Salário de 1000 euros vale menos 40 euros por mês
Apesar das estimativas de que a inflação chegue aos 4% este ano (o valor previsto em Outubro era apenas 0,9%), o Governo escolheu não aumentar os salários ao mesmo ritmo argumentando precisamente que estes agravariam ainda mais o problema. Desta forma, os portugueses podem antecipar já uma perda de poder de compra em 2022.
Em média, um salário de 1000 euros valerá, na práctica, menos 40 euros por mês em termos nominais. Por cada 100 milhões pagos nos salários dos funcionários públicos, os trabalhadores perderão 3 milhões de euros de poder de compra, nota o JN.
Fernando Medina também prevê uma redução da remuneração real média em 0,8%, de acordo com o relatório do Conselho das Finanças Públicas.
O OE continua ainda a apostar numa política de “contas certas” e o Governo não abdica do objectivo de reduzir o défice, mesmo com o anúncio de um pacote de medidas de resposta à crise — como o corte no Imposto sobre Produtos Petrolíferos, o subsídio para as empresas afectadas pelas subidas no gás ou a redução das tarifas de acesso às redes na electricidade — que custará 1,1 mil milhões de euros.
Para além destas medidas destinadas ao sector energético, o Governo prevê gastar mais 7,6 mil milhões no pacote anti-crise, do qual 30% será destinado às empresas. A transição climática e digital custará mais 1,15 mil milhões de euros, sendo muitos destes fundos oriundos da “bazuca”. A saúde receberá ainda mais 700 milhões e a educação terá um financiamento de 900 milhões de euros.
Mesmo com estes investimentos e com a crise de inflação que se instalou, a meta de corte do défice mudou pouco, passando de um corte de 1,1% para 0,9%. No documento proposto em Novembro, o objectivo era cortar o défice de 4,3% para 3,2% do PIB. Agora, o executivo quer baixar o défice de 2,8% para 1,9%.
Por detrás destas estimativas está em grande parte o aumento que se antecipa nas receitas fiscais — o OE original previa um crescimento de 4,2%, mas o aumento generalizado dos preços também faz com o Governo ganhe mais com impostos como o IVA, pelo que a previsão actual do aumento da receita fiscal é agora de 6,6%.
O aumento da despesa pública (4,1%) também fica abaixo da variação nominal do PIB (7,4%), o que dá uma folga ao Governo para continuar no esforço de corte do défice.

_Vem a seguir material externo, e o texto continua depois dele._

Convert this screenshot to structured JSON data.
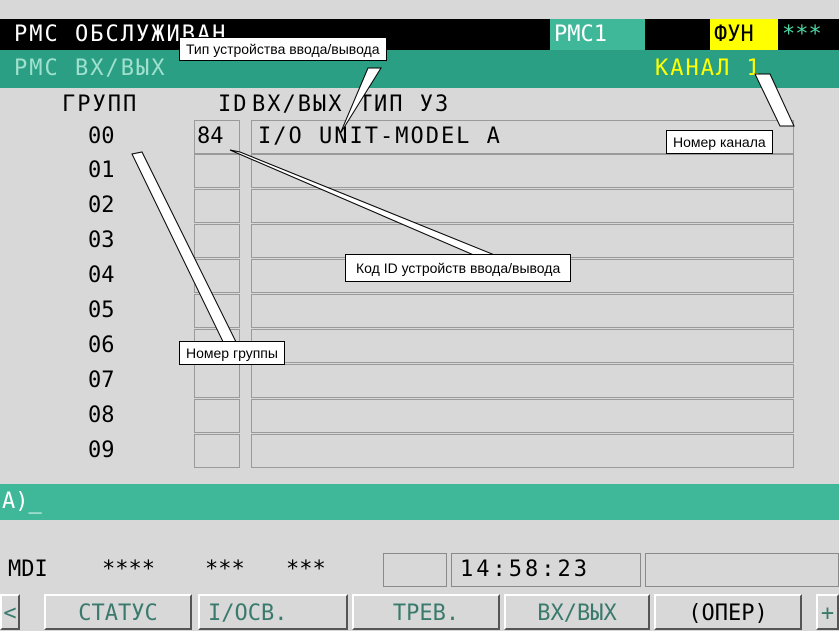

A contenção é ainda mais óbvia nas despesas com pessoal, que devem crescer 3,6% este ano, pouco mais do que a previsão inicial de Outubro.
Este agora tem a mania que é perito em finanças… Enfim, viva a maioria!
Quem acredita não ser gado para os ricos comerem, ou está a enganar-se a si próprio, ou é um deles. Dividir para conquistar, é a arma que usam desde sempre.
Olha ele a tentar preparar o povo para a austeridade que aí vem… Prepara-te Medina para muitas greves quando anunciares o próximo orçamento, se é que não é antes.